QUESTION:        In our Medical Staff Professionalism Policy, should we have a different process for addressing reports of sexual harassment?


ANSWER:           
Since there are unique legal implications surrounding sexual harassment, we recommend that a policy addressing inappropriate conduct incorporate a modified process for review of reports involving sexual harassment.

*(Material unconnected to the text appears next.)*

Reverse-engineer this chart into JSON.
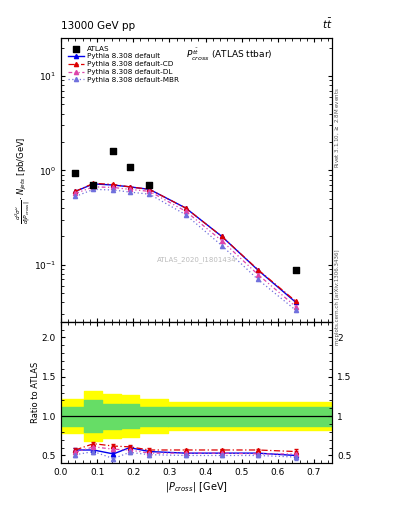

We recommend that a single, confirmed incident of sexual harassment trigger a well-defined process that involves the medical staff and hospital taking immediate and appropriate action to address the conduct and to prevent it from reoccurring.  For example, a personal meeting should be held with at least two members of the professionalism committee (or similar committee) to discuss the incident.  If the physician acknowledges that the incident occurred and agrees not to repeat the conduct, the physician is sent a formal letter of admonition and warning that is placed in his or her file.  The letter should set forth any additional actions or conditions imposed on the physician’s continued practice at the hospital which result from the meeting.  If the physician refuses to acknowledge the confirmed incident of sexual harassment or there are confirmed reports of retaliation, the matter should be immediately referred to the Medical Executive Committee to conduct a review consistent with the credentials policy or bylaws.  A well-defined process which incorporates these details demonstrates the hospital’s efforts to address any incidents of sexual harassment and attempts to prevent them from occurring again, minimizing the risk of the hospital being held liable in court.

February 16, 2017

QUESTION:        Our Medical Staff Credentials Policy has a detailed list of threshold eligibility criteria.  In the provisions that deal with criminal histories, the policy mentions felonies and misdemeanors that involve “moral turpitude.”  What’s moral turpitude?

ANSWER:            Moral turpitude is a broad term that can be used to refer to a variety of crimes.  Black’s Law Dictionary defines moral turpitude as “conduct that is contrary to justice, honesty, or morality.”  The State Department’s Foreign Affairs Manual explains that the most common elements of moral turpitude are “(1) Fraud; (2) Larceny; and (3) Intent to harm persons or things.”  Blended together, you might say that moral turpitude refers to acts which clearly involve fraud, larceny, or an unjust attempt to cause serious harm to persons or property.  If you have any one of those three ingredients, you’re most likely dealing with an act of moral turpitude.

Be prepared for applicants who try to hide their questionable criminal history by twisting the meaning of “moral turpitude” or understanding it in a very narrow sense.  For example, maybe an applicant has been convicted of crimes relating to the possession of controlled substances.  This person might argue that his conviction didn’t involve moral turpitude, because he didn’t obtain the controlled substances by fraud, didn’t steal them, and didn’t intend to hurt anyone else by using them.

For this reason, keep in mind that “moral turpitude” is not a catch-all term and won’t patch up a set of poorly-drafted threshold eligibility criteria.  However, we do recommend including it in your policies, because it encompasses a wide variety of criminal conduct that could reflect negatively on a person’s suitability for Medical Staff appointment.  As a best practice, consider calling out other specific categories of offenses, such as criminal possession of controlled substances, so that you get a full picture of an applicant’s background.

While we always advise our clients to adopt robust eligibility criteria and to set a high standard for their Medical Staff, we recognize that criminal backgrounds can be a controversial subject and that institutions will have different perspectives on the matter.  The most important thing is to ensure that your policies reflect your values and your goals.